A glimpse at Pakistan’s democratic future

Democracy, authoritarianism and military rule are the top three favorites of people, in power, who participate in politics. Being a complex network of laws and decision-making, politics has often been understood in the context of a competition for power. The famous sociologist Max Weber claimed that every society is based on power and thus, the idea of political landscape of any nation essentially boils down to the very fact that politics is nothing but a social institution that distributes power and makes decisions accordingly. Since its independence in 1947, the political scenario of Pakistan has swung between military, authoritarian and democratic forms of government. The globe has witnessed rising powers at the world arena as having a democratic government. This indicates that democracy can rightfully be considered as the best form of government. Nonetheless, the political landscape of Pakistan – due to various oscillations in the form of government – has been marked by instability with regards to socio-economic development.

As mentioned earlier, democracy is thought of as better than other forms of governments in ensuring socio-economic prosperity for multiple reasons. Firstly, democracy, based on consultation and discussion, significantly improves the quality of decision-making to hinder the government in power from making irresponsible decisions. Secondly, in a country as diverse as Pakistan – in terms of culture, language and religion – democracy helps in building social connection by promising equality and assurance of protecting basic as well as fundamental human rights. Hence, any government that violates human rights directly deteriorates its own stance as being democratic. Recently, the US Think Tank Freedom House listed India into the category of a semi or partially free state due to its imposition of atrocities and violence in occupied Kashmir. The Modi administration certainly forgot that democracy is the second name of empowering state-citizens for stripping individuals off their right to self-determination may not be considered democratic at all and, indeed, rightfully so.

The contemporary leaders of Pakistan have blurred the true vision and future of Pakistan that its founding father Muhammad Ali Jinnah dreamt of. He preferred democratic polity instead of authoritarianism camouflaged with inculpation of religious and military intervention. The history of Pakistan has, indeed, been a turbulent one. After M.A. Jinnah, the “Mullahs” hijacked Pakistan and manipulated its political stance by adding flavor of religion through the Objectives Resolution of 1949. Later in 1973, upon becoming an Islamic republic, Pakistan’s polity was yet again mishandled, through military intervention, by the likes of General Yahya Khan, General Zia-ul-Haq and General Pervez Musharraf. This challenged and, eventually, posed a threat to Pakistan’s democracy as civil supremacy was at stake. The past of Pakistan, undoubtedly, has been a gloomy one with regards to its stance as a democratic state.

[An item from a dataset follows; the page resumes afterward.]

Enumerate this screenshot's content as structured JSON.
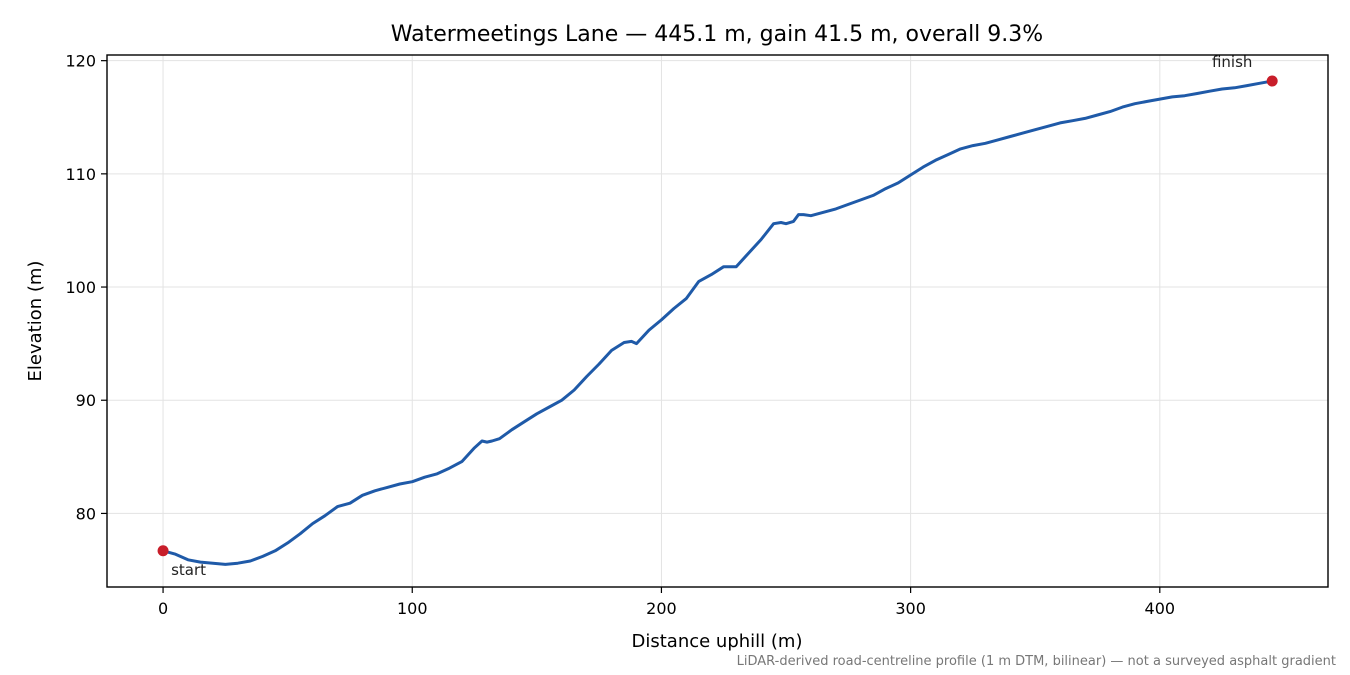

To get a glimpse at future, it is of immense importance to at first get a good view of the past and the present. The present scenario of Pakistan’s democracy – engulfed by numerous challenges – seems likewise to its past. The contemporary government is faced with challenges likes polarization of politics, rising corruption, military interruption, dynastic rule and an ineffective system of accountability. The Pakistan Tehreek-I-Insaf (PTI), chairmanned by the Prime Minister Imran Khan, is in continuous verbal brawl with the opposition. This certainly has affected the government’s performance as it seems unable to focus primarily on better decision-making and forming better policies outside the genre of national security. Moreover, with weak institutions, democracy is bound to be weakened too as all the resources that are needed to be invested for the well-being of state-citizens, get looted by corrupt politicians and transferred abroad; pushing the nation towards bankruptcy.

An idea democracy is one that mainly focuses on the concept of human development as the real form of development. It is, as a matter of fact, the single vote of a state-citizen that decides the fate of a political party to either rise or fall. Features of an ideal democracy or pure democracy – as firstly incepted in the Greek city of Athens – are effective participation, equality in voting, informed electorate and free, fair and frequent elections. The reason for highlighting these is to demonstrate that Pakistan, pityingly, fails to secure any of the aforementioned features of an ideal democracy. This, thereby, calls for the Election Commission of Pakistan (ECP) to play its role more actively and vibrantly by ensuring objectivity at the election polls. The future of Pakistan lies in this particular implementation as the nation is done for good to have witnessed dynastic rule over the past seven decades.

Henceforth, political parties need to stop considering politics a game and playing with the lives of their state-citizens who entitle in them their trust through the vote they cast. Corruption needs to be stopped and law be declared as equal for all be it the poor or the powerful political elite. Pakistan has been robbed decade after decade by generation after generation of corrupt political parties. It is due to this rise in corruption that today Pakistan is buried under the load of debt. An objective system of accountability will put this concern on notice, allowing the current leaders to properly direct the resources for the well-being of state-citizens. Other than this, military interventions need to be halted. Neither the military nor the religious clerics should have any role in political decision-making. In a nutshell, the future of Pakistan’s democracy can be seen as promising with new leaders being given a chance to step into the political arena and experiment for the cause of promoting social equality, justice and accountability. The time will however, best decide whether the above positive hypothesis will turn out to be true.